Do people on busier roads get more yard signs?

I live in Georgia’s sixth congressional district.  As you may have heard, we’re having a special election to replace Tom Price, the new secretary of health and human services.  Price was a popular incumbent, but Trump barely scraped out a win in this district, so there’s a lot of national attention on this race.  And even if there weren’t, Georgia has a system for special elections where everyone will run in a primary (on April 18), and if nobody gets 50% of the vote (which there won’t), then there will be a runoff between the top two candidates on June 20.
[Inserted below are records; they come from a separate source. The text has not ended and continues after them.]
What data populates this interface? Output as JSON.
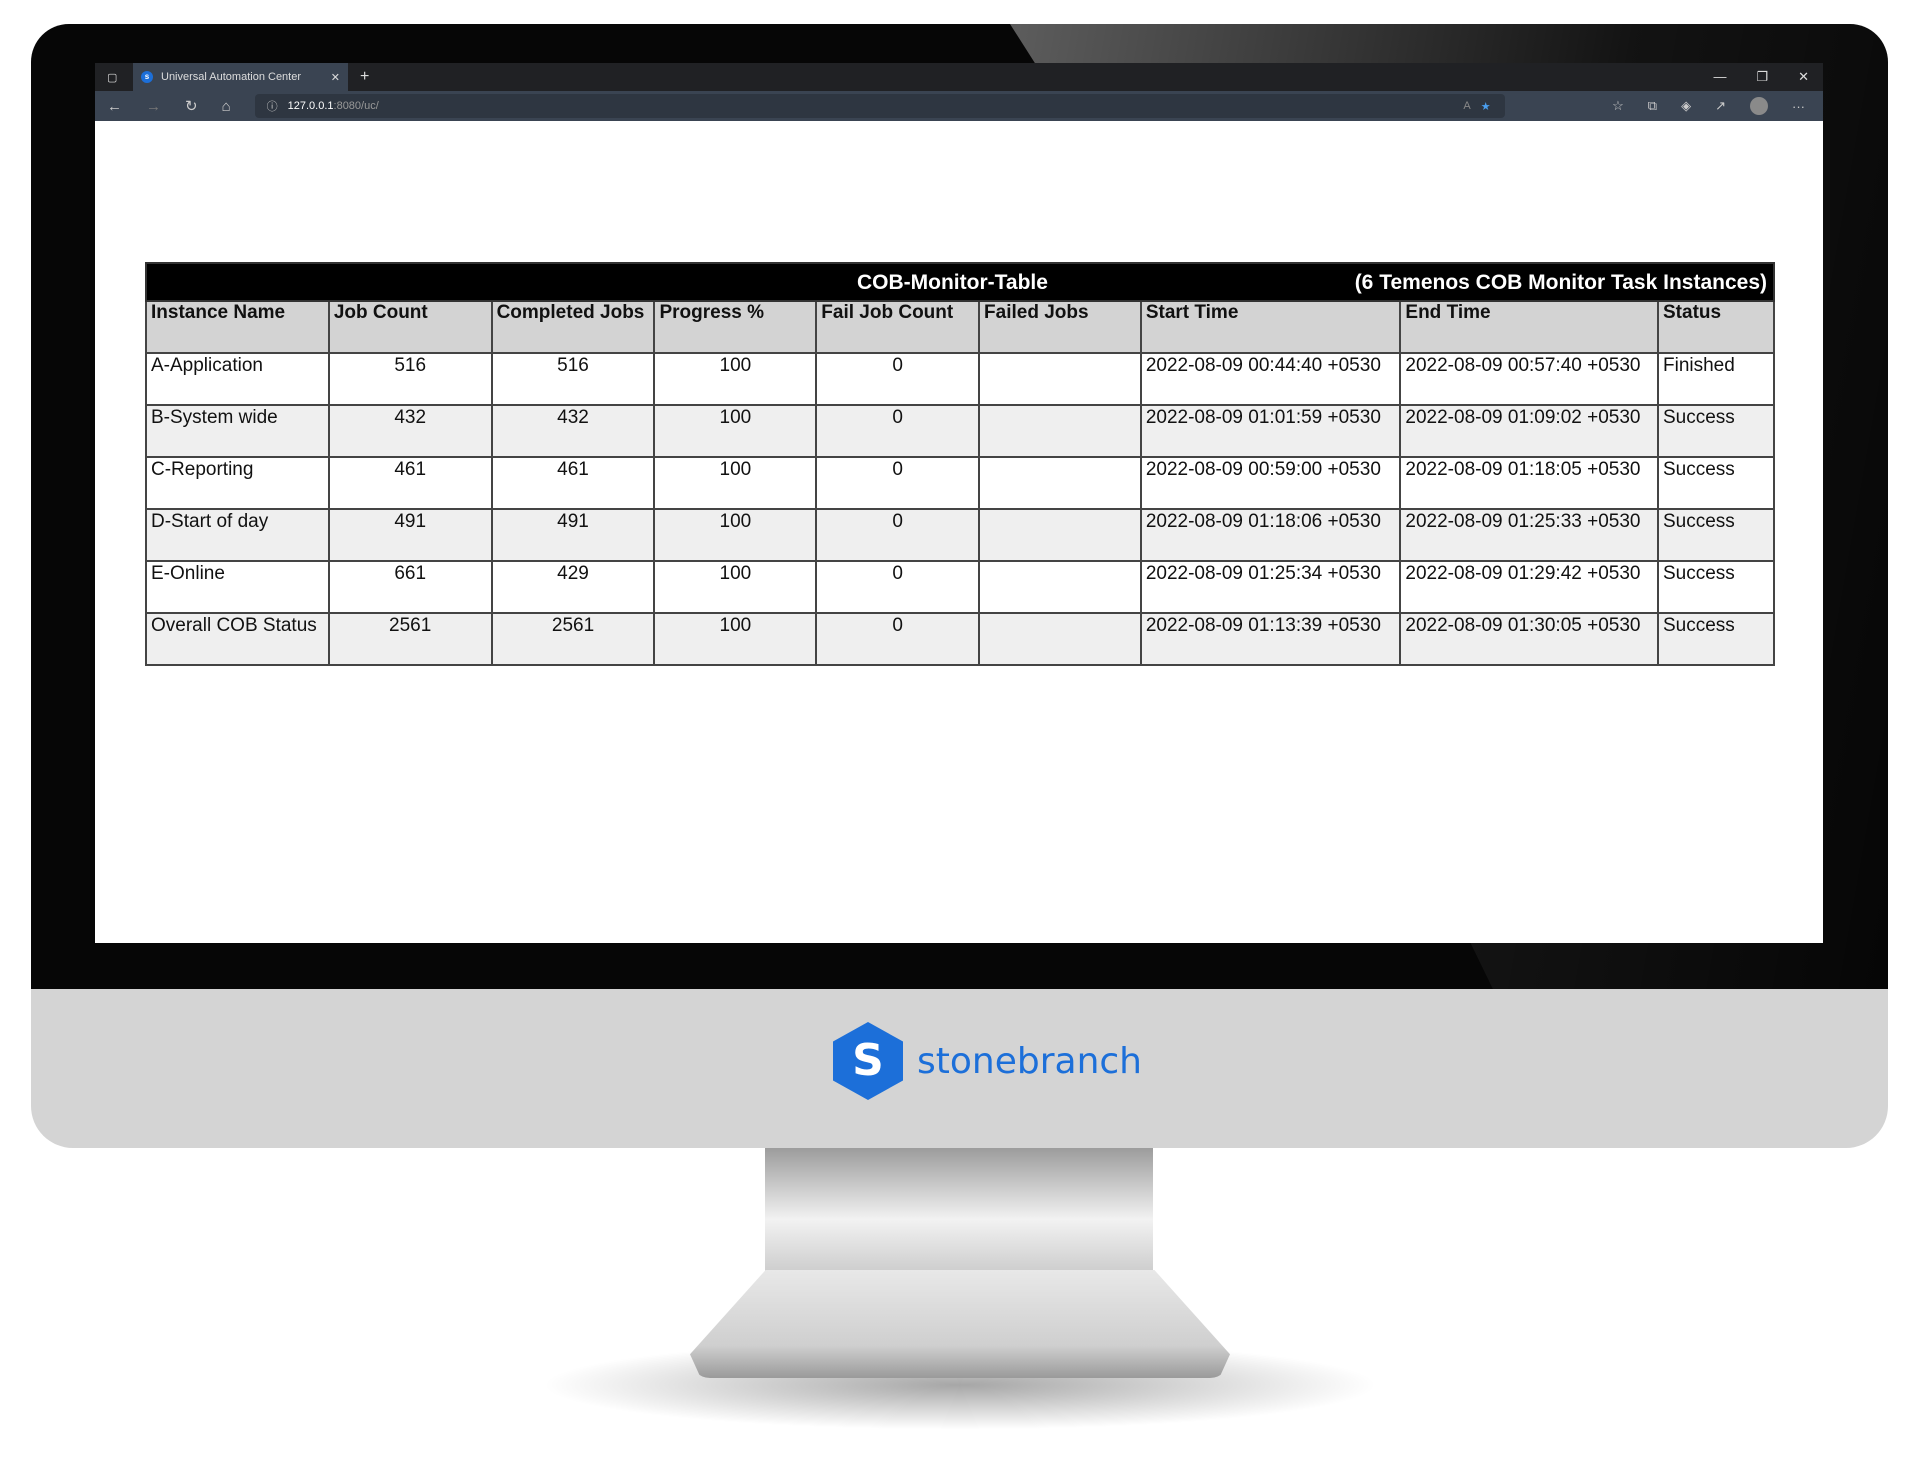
{
  "browser": {
    "tab_title": "Universal Automation Center",
    "url_host": "127.0.0.1",
    "url_path": ":8080/uc/"
  },
  "table": {
    "caption": "COB-Monitor-Table",
    "subcaption": "(6 Temenos COB Monitor Task Instances)",
    "columns": [
      "Instance Name",
      "Job Count",
      "Completed Jobs",
      "Progress %",
      "Fail Job Count",
      "Failed Jobs",
      "Start Time",
      "End Time",
      "Status"
    ],
    "rows": [
      [
        "A-Application",
        "516",
        "516",
        "100",
        "0",
        "",
        "2022-08-09 00:44:40 +0530",
        "2022-08-09 00:57:40 +0530",
        "Finished"
      ],
      [
        "B-System wide",
        "432",
        "432",
        "100",
        "0",
        "",
        "2022-08-09 01:01:59 +0530",
        "2022-08-09 01:09:02 +0530",
        "Success"
      ],
      [
        "C-Reporting",
        "461",
        "461",
        "100",
        "0",
        "",
        "2022-08-09 00:59:00 +0530",
        "2022-08-09 01:18:05 +0530",
        "Success"
      ],
      [
        "D-Start of day",
        "491",
        "491",
        "100",
        "0",
        "",
        "2022-08-09 01:18:06 +0530",
        "2022-08-09 01:25:33 +0530",
        "Success"
      ],
      [
        "E-Online",
        "661",
        "429",
        "100",
        "0",
        "",
        "2022-08-09 01:25:34 +0530",
        "2022-08-09 01:29:42 +0530",
        "Success"
      ],
      [
        "Overall COB Status",
        "2561",
        "2561",
        "100",
        "0",
        "",
        "2022-08-09 01:13:39 +0530",
        "2022-08-09 01:30:05 +0530",
        "Success"
      ]
    ]
  },
  "brand": {
    "name": "stonebranch",
    "letter": "S",
    "color": "#1c6fd9"
  }
}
And I do mean everyone.  There are 11 declared Republican candidates and 5 declared Democrats.    What little polling there’s been indicates that we should end up with a standard partisan election in June, with Karen Handel (former Secretary of State of Georgia and former candidate for Governor and Senator) for the Republicans, and Jon Ossoff, former congressional aide, current maker of investigative films, and person who is younger than me and therefore unelectable due to things he posted on Facebook, for the Democrats.

But this post is not about politics.  It’s about yard signs.  If I’m not mistaken – and I very well may be mistaken – I’m seeing more yard signs than I did for the presidential election.  Now, I live in an American suburb, which means that there are houses on main roads that people pass by,  and there are houses in subdivisions that nobody drives by unless they live in the subdivision. And I’m noticing that yard signs seem to be more prevalent on the main roads.
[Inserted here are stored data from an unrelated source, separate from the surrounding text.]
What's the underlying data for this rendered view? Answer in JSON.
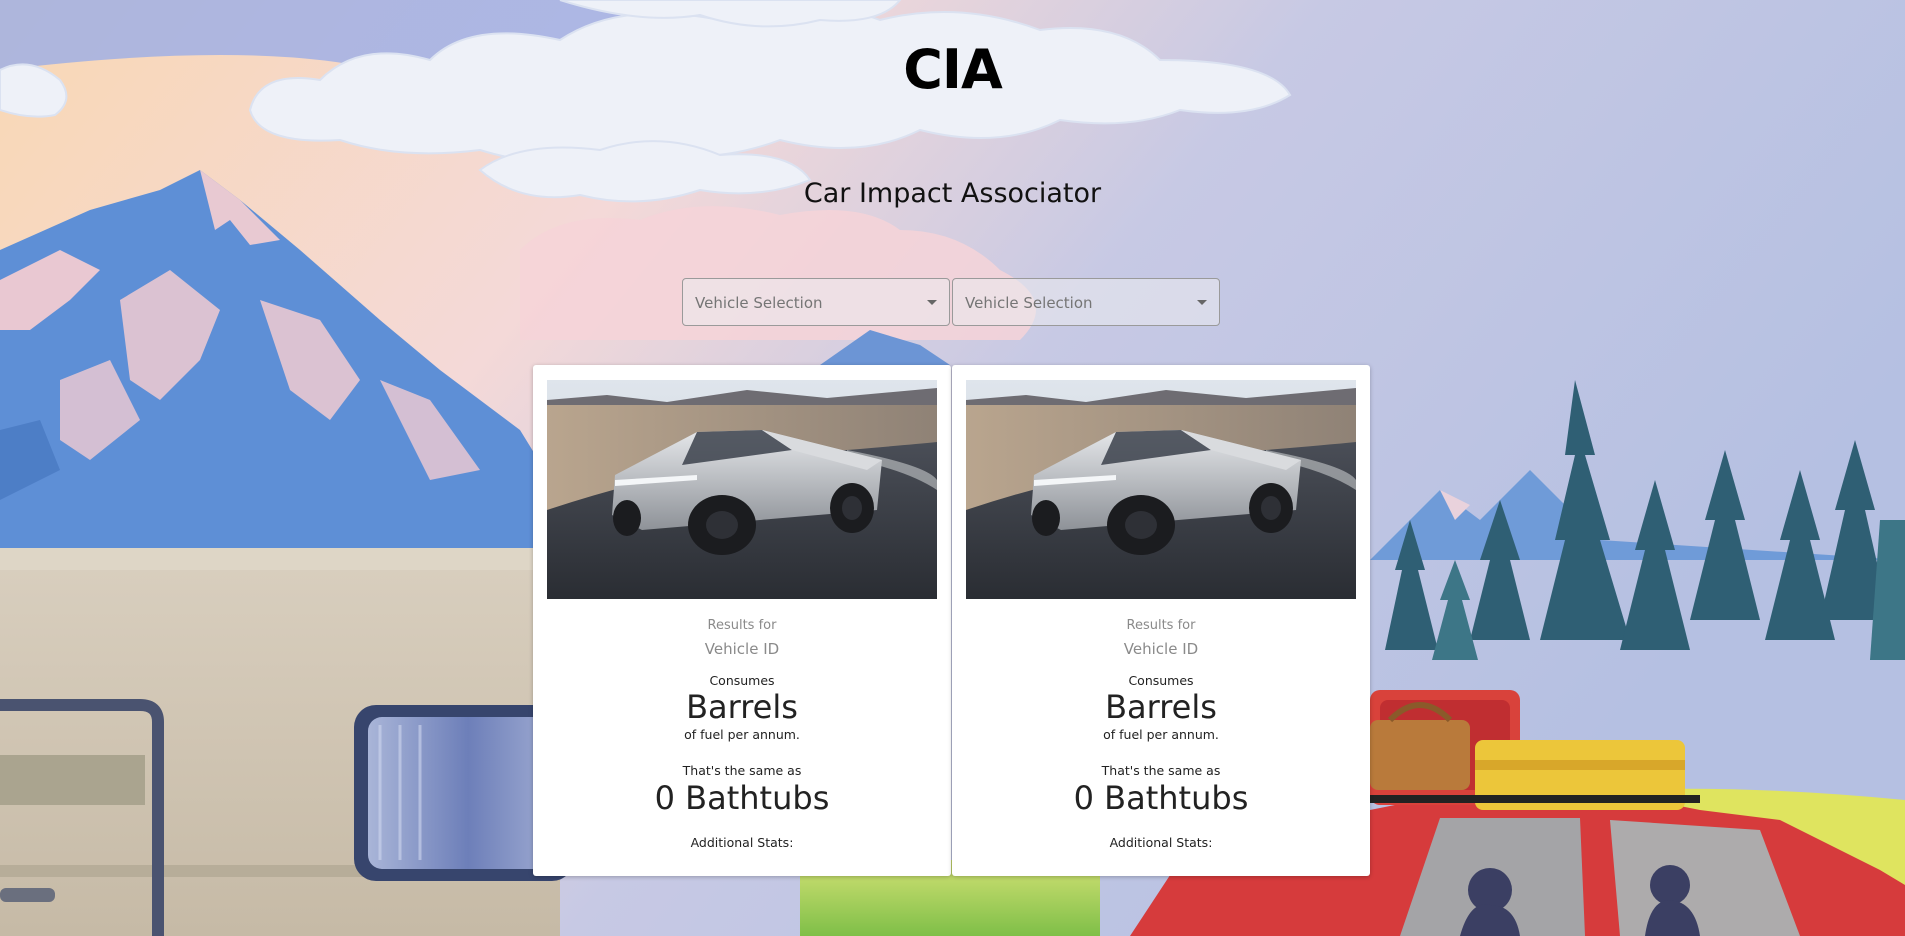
{
  "header": {
    "title": "CIA",
    "subtitle": "Car Impact Associator"
  },
  "selectors": [
    {
      "placeholder": "Vehicle Selection"
    },
    {
      "placeholder": "Vehicle Selection"
    }
  ],
  "cards": [
    {
      "results_for": "Results for",
      "vehicle_id": "Vehicle ID",
      "consumes": "Consumes",
      "barrels": "Barrels",
      "fuel_per_annum": "of fuel per annum.",
      "same_as": "That's the same as",
      "bathtubs": "0 Bathtubs",
      "additional_stats": "Additional Stats:"
    },
    {
      "results_for": "Results for",
      "vehicle_id": "Vehicle ID",
      "consumes": "Consumes",
      "barrels": "Barrels",
      "fuel_per_annum": "of fuel per annum.",
      "same_as": "That's the same as",
      "bathtubs": "0 Bathtubs",
      "additional_stats": "Additional Stats:"
    }
  ],
  "icons": {
    "select_caret": "caret-down-icon"
  }
}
Is this true? It’s hard to count and drive at the same time – it’s easy enough to count the signs, but counting the houses is tricky, and without the denominator this would be worthless – and I wouldn’t have been able to get a large enough sample anyway.  But it seems to make sense.  I live on one of those roads that nobody drives down unless they live on it.  If I had a sign, who would see it?   I’m not much for putting up signs anyway, but if I were, I’d be more likely to if I lived on a road where the sign would have more effect. As it turns out, I’m not the only one. The paper Understanding Visible Political Participation: An Analysis of Yard Sign-Displays during the 2008 Presidential Election came up with a model to predict which properties display yard signs, and traffic volume (subjectively coded into six categories from “dead-end” to “major artery” does turn out to be significant.  I found out about this from a Slate article by Sasha Issenberg which rounds up a lot of the research on signs.
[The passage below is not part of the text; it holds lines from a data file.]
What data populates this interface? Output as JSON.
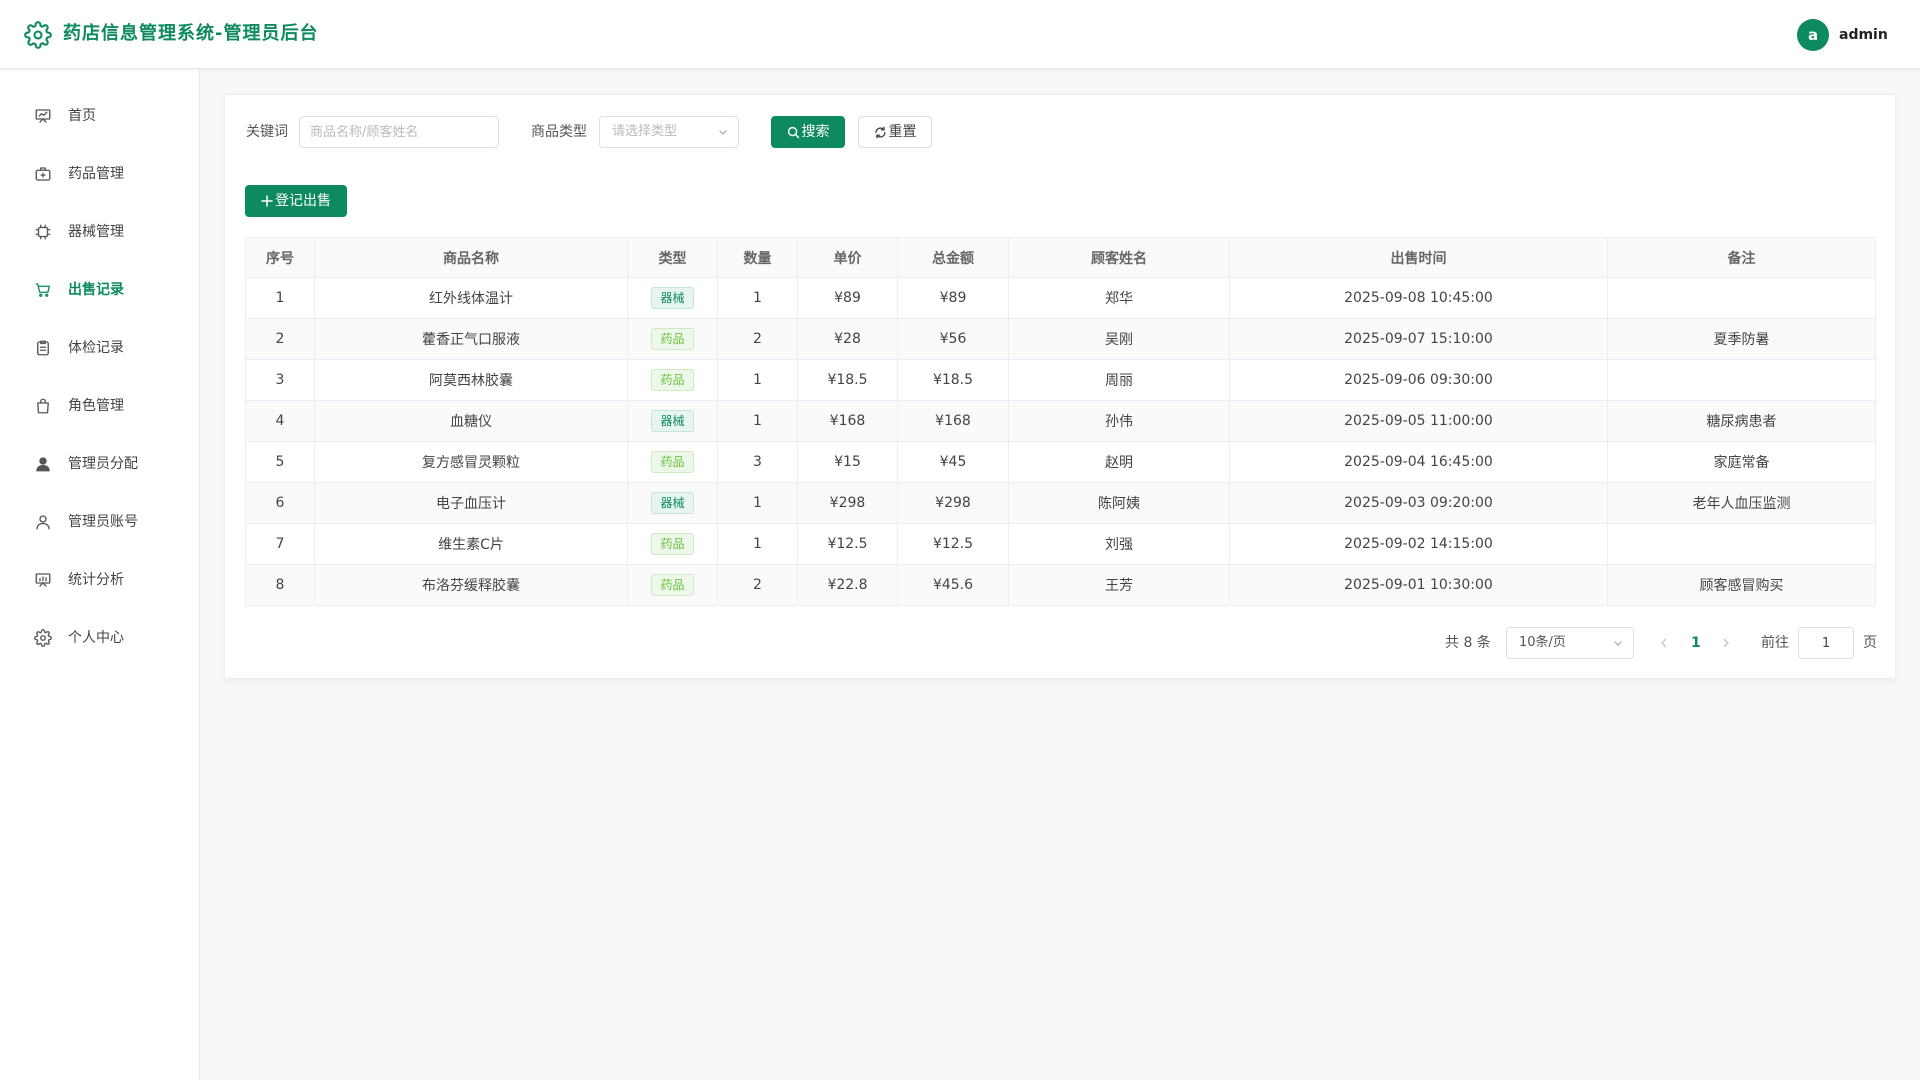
{
  "header": {
    "title": "药店信息管理系统-管理员后台",
    "avatar_letter": "a",
    "username": "admin"
  },
  "colors": {
    "primary": "#0e8a5f",
    "drug_tag": "#67c23a"
  },
  "sidebar": {
    "items": [
      {
        "label": "首页",
        "icon": "dashboard-icon",
        "active": false
      },
      {
        "label": "药品管理",
        "icon": "medical-kit-icon",
        "active": false
      },
      {
        "label": "器械管理",
        "icon": "chip-icon",
        "active": false
      },
      {
        "label": "出售记录",
        "icon": "cart-icon",
        "active": true
      },
      {
        "label": "体检记录",
        "icon": "clipboard-icon",
        "active": false
      },
      {
        "label": "角色管理",
        "icon": "bag-icon",
        "active": false
      },
      {
        "label": "管理员分配",
        "icon": "user-filled-icon",
        "active": false
      },
      {
        "label": "管理员账号",
        "icon": "user-icon",
        "active": false
      },
      {
        "label": "统计分析",
        "icon": "chart-icon",
        "active": false
      },
      {
        "label": "个人中心",
        "icon": "gear-icon",
        "active": false
      }
    ]
  },
  "filters": {
    "keyword_label": "关键词",
    "keyword_placeholder": "商品名称/顾客姓名",
    "type_label": "商品类型",
    "type_placeholder": "请选择类型",
    "search_label": "搜索",
    "reset_label": "重置"
  },
  "add_button_label": "登记出售",
  "table": {
    "columns": [
      "序号",
      "商品名称",
      "类型",
      "数量",
      "单价",
      "总金额",
      "顾客姓名",
      "出售时间",
      "备注"
    ],
    "rows": [
      {
        "no": "1",
        "name": "红外线体温计",
        "type": "器械",
        "qty": "1",
        "price": "¥89",
        "total": "¥89",
        "customer": "郑华",
        "time": "2025-09-08 10:45:00",
        "note": ""
      },
      {
        "no": "2",
        "name": "藿香正气口服液",
        "type": "药品",
        "qty": "2",
        "price": "¥28",
        "total": "¥56",
        "customer": "吴刚",
        "time": "2025-09-07 15:10:00",
        "note": "夏季防暑"
      },
      {
        "no": "3",
        "name": "阿莫西林胶囊",
        "type": "药品",
        "qty": "1",
        "price": "¥18.5",
        "total": "¥18.5",
        "customer": "周丽",
        "time": "2025-09-06 09:30:00",
        "note": ""
      },
      {
        "no": "4",
        "name": "血糖仪",
        "type": "器械",
        "qty": "1",
        "price": "¥168",
        "total": "¥168",
        "customer": "孙伟",
        "time": "2025-09-05 11:00:00",
        "note": "糖尿病患者"
      },
      {
        "no": "5",
        "name": "复方感冒灵颗粒",
        "type": "药品",
        "qty": "3",
        "price": "¥15",
        "total": "¥45",
        "customer": "赵明",
        "time": "2025-09-04 16:45:00",
        "note": "家庭常备"
      },
      {
        "no": "6",
        "name": "电子血压计",
        "type": "器械",
        "qty": "1",
        "price": "¥298",
        "total": "¥298",
        "customer": "陈阿姨",
        "time": "2025-09-03 09:20:00",
        "note": "老年人血压监测"
      },
      {
        "no": "7",
        "name": "维生素C片",
        "type": "药品",
        "qty": "1",
        "price": "¥12.5",
        "total": "¥12.5",
        "customer": "刘强",
        "time": "2025-09-02 14:15:00",
        "note": ""
      },
      {
        "no": "8",
        "name": "布洛芬缓释胶囊",
        "type": "药品",
        "qty": "2",
        "price": "¥22.8",
        "total": "¥45.6",
        "customer": "王芳",
        "time": "2025-09-01 10:30:00",
        "note": "顾客感冒购买"
      }
    ]
  },
  "pagination": {
    "total_text": "共 8 条",
    "page_size": "10条/页",
    "current_page": "1",
    "goto_label": "前往",
    "goto_value": "1",
    "page_unit": "页"
  }
}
By the way, this is one of those things that’s very hard to Google, because the advice on  how to put up signs swamps the research on signs.  But the conventional wisdom seems to agree that signs on busier roads are more valuable.  One sign vendor writes (emphasis added):

  1. The most effective way is to combine your dooknocking [sic] with your yard sign recruitment. Target the busiest streets for door to door work first, and for those people who are friendly, ask them if it would be okay to put a sign in the yard.

Perhaps this is why nobody bothers to canvass my neighborhood and offer me a sign.